Schuyler Erle spoke next, passionately pleading the moral imperative for volunteers to give of their time and talent to promote worthwhile social causes with FOSS4G. He provided several enlightening and dramatic examples of using OpenStreetMap to help the U.N. and other NGOs assist in the rescue of Haitians following the devastating January 2010 earthquake that buried Port Au' Prince and killed hundreds of thousands of Haitians. He demonstrated OpenStreetMap samples that literally appeared overnight from the sweat of hundreds of non-resident GIS volunteers worldwide. Using digital imagery made available from NASA, GeoEye and others, OpenStreetMap volunteers around the globe worked 24 hours daily geocoding street and building data that helped rescuers on the ground in Haiti affect search and rescue operations. Schuyler credited FOSS4G with saving perhaps thousands of lives in this one instance.

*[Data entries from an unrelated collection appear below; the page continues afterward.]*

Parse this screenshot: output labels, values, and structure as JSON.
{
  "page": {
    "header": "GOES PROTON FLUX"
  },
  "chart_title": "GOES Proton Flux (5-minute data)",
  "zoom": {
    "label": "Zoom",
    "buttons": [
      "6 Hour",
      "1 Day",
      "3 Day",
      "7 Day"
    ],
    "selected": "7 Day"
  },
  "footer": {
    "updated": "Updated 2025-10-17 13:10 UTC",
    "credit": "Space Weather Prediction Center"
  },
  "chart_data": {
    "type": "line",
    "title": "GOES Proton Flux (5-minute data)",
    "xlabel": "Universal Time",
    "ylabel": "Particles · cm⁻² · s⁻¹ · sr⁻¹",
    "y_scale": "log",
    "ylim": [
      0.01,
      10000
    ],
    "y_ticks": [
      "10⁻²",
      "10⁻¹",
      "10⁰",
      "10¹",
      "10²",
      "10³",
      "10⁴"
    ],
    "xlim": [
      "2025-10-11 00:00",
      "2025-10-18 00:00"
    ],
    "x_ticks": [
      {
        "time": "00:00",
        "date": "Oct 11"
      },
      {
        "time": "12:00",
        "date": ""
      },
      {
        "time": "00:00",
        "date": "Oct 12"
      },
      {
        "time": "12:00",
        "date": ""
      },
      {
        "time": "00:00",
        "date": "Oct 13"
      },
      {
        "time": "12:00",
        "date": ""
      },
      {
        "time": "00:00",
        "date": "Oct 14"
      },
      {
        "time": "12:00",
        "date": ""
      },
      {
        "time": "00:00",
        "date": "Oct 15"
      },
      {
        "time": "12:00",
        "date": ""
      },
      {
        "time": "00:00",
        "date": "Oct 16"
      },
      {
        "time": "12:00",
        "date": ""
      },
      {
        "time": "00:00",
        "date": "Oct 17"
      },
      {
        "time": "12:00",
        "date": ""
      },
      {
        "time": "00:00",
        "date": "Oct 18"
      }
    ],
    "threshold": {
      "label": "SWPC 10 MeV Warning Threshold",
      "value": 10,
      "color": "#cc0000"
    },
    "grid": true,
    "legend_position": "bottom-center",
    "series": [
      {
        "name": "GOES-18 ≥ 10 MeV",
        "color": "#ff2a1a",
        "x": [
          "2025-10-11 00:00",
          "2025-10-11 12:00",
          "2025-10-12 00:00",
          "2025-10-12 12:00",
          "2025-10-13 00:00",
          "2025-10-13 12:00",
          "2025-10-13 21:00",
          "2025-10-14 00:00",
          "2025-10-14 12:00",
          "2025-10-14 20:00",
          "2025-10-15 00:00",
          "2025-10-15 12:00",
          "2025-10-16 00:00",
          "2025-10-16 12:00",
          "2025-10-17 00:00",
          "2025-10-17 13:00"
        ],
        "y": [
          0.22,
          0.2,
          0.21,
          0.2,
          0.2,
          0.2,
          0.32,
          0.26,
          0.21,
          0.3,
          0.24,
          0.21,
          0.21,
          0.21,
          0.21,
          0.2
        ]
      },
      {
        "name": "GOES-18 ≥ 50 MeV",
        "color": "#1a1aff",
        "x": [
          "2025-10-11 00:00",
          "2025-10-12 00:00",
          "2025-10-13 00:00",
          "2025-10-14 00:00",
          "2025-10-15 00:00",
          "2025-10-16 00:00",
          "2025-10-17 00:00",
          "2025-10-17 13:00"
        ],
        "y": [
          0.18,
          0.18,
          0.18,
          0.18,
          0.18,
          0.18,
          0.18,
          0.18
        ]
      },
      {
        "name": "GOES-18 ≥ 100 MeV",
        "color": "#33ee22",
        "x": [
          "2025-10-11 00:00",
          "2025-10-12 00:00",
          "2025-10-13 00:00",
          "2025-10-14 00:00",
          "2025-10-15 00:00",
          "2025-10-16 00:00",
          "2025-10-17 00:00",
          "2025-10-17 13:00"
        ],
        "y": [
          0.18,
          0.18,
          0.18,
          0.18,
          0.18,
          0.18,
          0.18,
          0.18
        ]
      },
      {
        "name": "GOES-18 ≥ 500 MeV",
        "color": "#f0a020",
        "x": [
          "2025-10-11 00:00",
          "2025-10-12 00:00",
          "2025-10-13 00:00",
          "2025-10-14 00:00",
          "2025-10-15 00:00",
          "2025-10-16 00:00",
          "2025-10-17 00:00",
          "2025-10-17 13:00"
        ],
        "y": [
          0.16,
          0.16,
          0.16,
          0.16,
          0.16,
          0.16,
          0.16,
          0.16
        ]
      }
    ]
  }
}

Arnulf Christl closed the plenary with a somewhat disjointed but humorous presentation, leveraging a myriad of social media and geospatial websites to drive home his point that the power of FOSS4G comes not from any one genius or scheme (think Bill Gates and Microsoft), but from the collaborative power of the collective. Think of his point as the Borg Collective of Star Trek - TNG fame. Not so much the "resistance is futile" schmuck, but more of the synergistic value of empowering individuals to act in a moral and socially productive collaboration to achieve something much more powerful than the sum of their individual parts. Not exactly preachy, but certainly calling upon the listener to think beyond his or her own personal gain, and a call to action for the larger good of the group. This, then, is the message from the founders of FOSS4G - we speak with one voice (through open standards), we believe in the power of GIS to address societal challenges for the betterment of humankind, and our time has come.
Which brings up one final point - why did GeoTech attend an event promoting software that appears to be more of a European solution than an American-based commercial one? With more than 90% of our U.S. two-year college programs basing their academic curriculum on teaching Esri products, why even bother with FOSS4G? Don't we struggle enough with just trying to keep pace with the next iteration of ArcGIS XX from Esri? Well, if the Open Source software class offered this summer in Albuquerque by Central New Mexico Community College is any indication, the industry is clamoring for alternative solutions, and employers are eager to engage graduates fluent in BOTH flavors of geospatial software technology. One of GeoTech's prime goals is to bring state-of-the-art technology to the attention of educators to prepare them to build capacity for the American workforce. With the signs of FOSS4G flashing all around the globe, can we not expect it to reach our shores soon, where U.S.-based companies like OpenGeo are already seeking qualified employees? One sure sign was seeing the GITA staff as they prepare to coordinate next year's FOSS4F Conference, right here in good old Denver, USA in early September 2011.